Ajak Wik Wik Adik Kelas di Toilet Mall Jimbaran, Siswa Asal Jepang Terancam 7,5 Tahun
Tomi Yang Tipu Alim Markus 150 Miliar Bebas Lebih Cepat dari LP Kerobokan

BEBAS-Sudikerta pakai pakaian adat Bali bebas dari LP Kerobokan bersama narapidana lainnya.
DENPASAR, NETIZENINDONESIA – Mantan Wagub Bali I Ketut Sudikerta, 55, yang divonis menipu bos Maspion, Alim Markus sebesar 150 miliar bisa bernafas lega. Pria yang akrab dipanggil Tomi itu diperbolehkan pulang, Selasa (22/02/2022) setelah menjalani hukuman 2 tahun 10 bulan dari 6 tahun yang diputuskan hakim.
Sudikerta bebas setelah dinyatakan memenuhi syarat masuk program asimilasi rumah sesuai Permenkumham Nomor 43/2021. Dalam regulasi itu diterangkan, dalam rangka pencegahan dan penanggulangan penyebaran Covid-19, narapidana (napi) yang sudah menjalani masa pidana 2/3 pada bulan Juni 2022 dapat diberikan asimilasi rumah.
Setelah itu Sudikerta langsung melukat atau membersihkan diri secara spiritual. “Melukat di Pantai Mertasari,” ujar Warsa T. Bhuana, pengacara Sudikerta,Rabu (23/02/2022).

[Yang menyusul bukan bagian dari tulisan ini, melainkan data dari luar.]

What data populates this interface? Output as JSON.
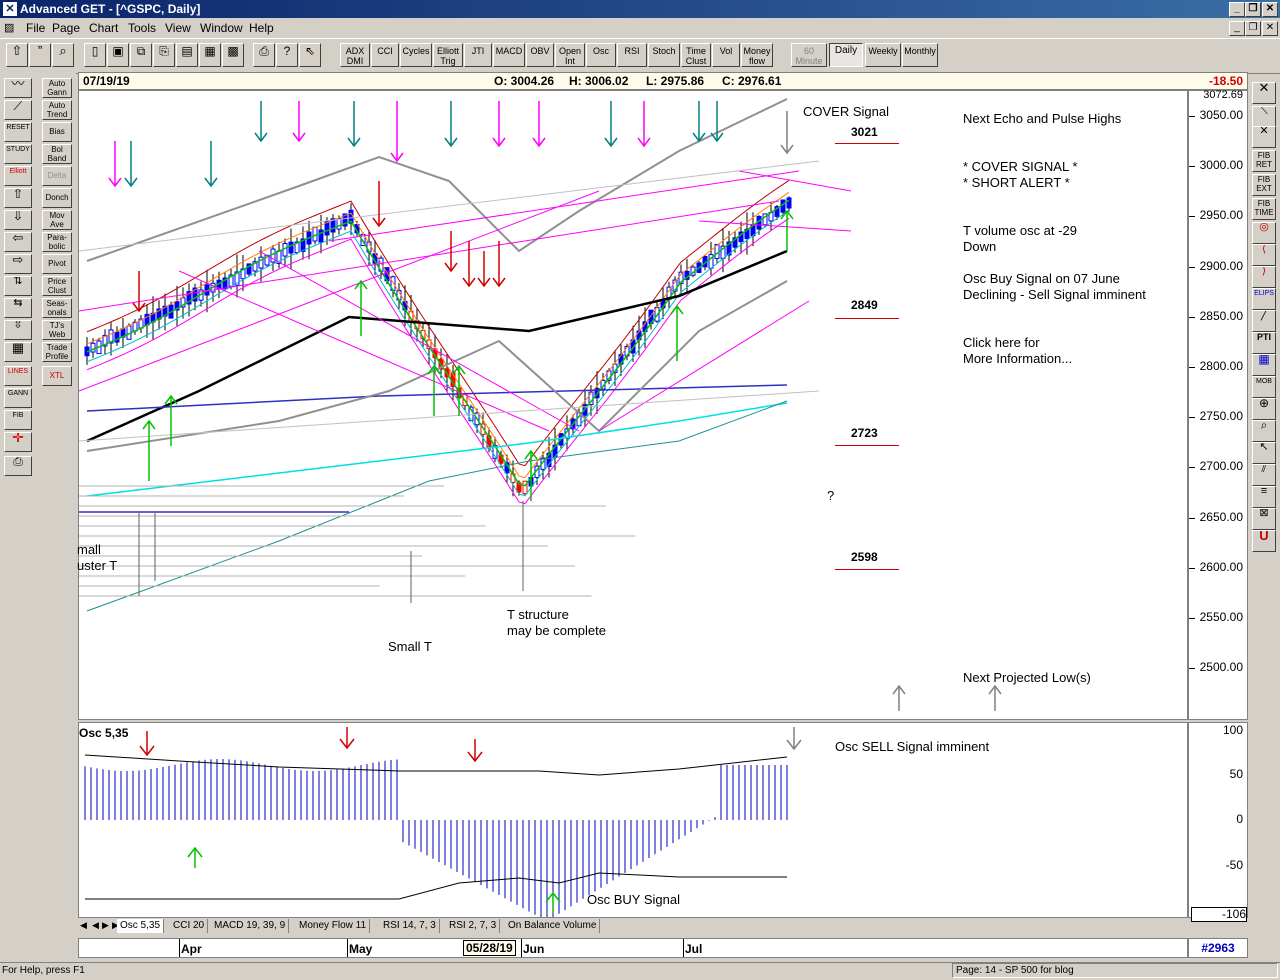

Usai melukat, Sudikerta berkumpul denga keluarga di Pecatu, Kuta Selatan, Badung. Ditanya kesehatan Sudikerta, Warsa menyebut kondisi kesehatan Sudikerta sangat baik. Pengacara kawakan itu menyebut keluarnya Sudikerta sudah sesuai aturan. Sebelum mendapat asimilasi rumah, Sudikerta juga mendapat remisi.
Dalam setahun Sudikerta mendapat dua kali remisi. Yakni remisi saat Nyepi dan HUT RI. “Selama di dalam lapas beliau berkelakuan baik dan sering mengikuti kegiatan sosial. Salah satunya beliau sering menyumbangkan donor darah,” sebut Warsa.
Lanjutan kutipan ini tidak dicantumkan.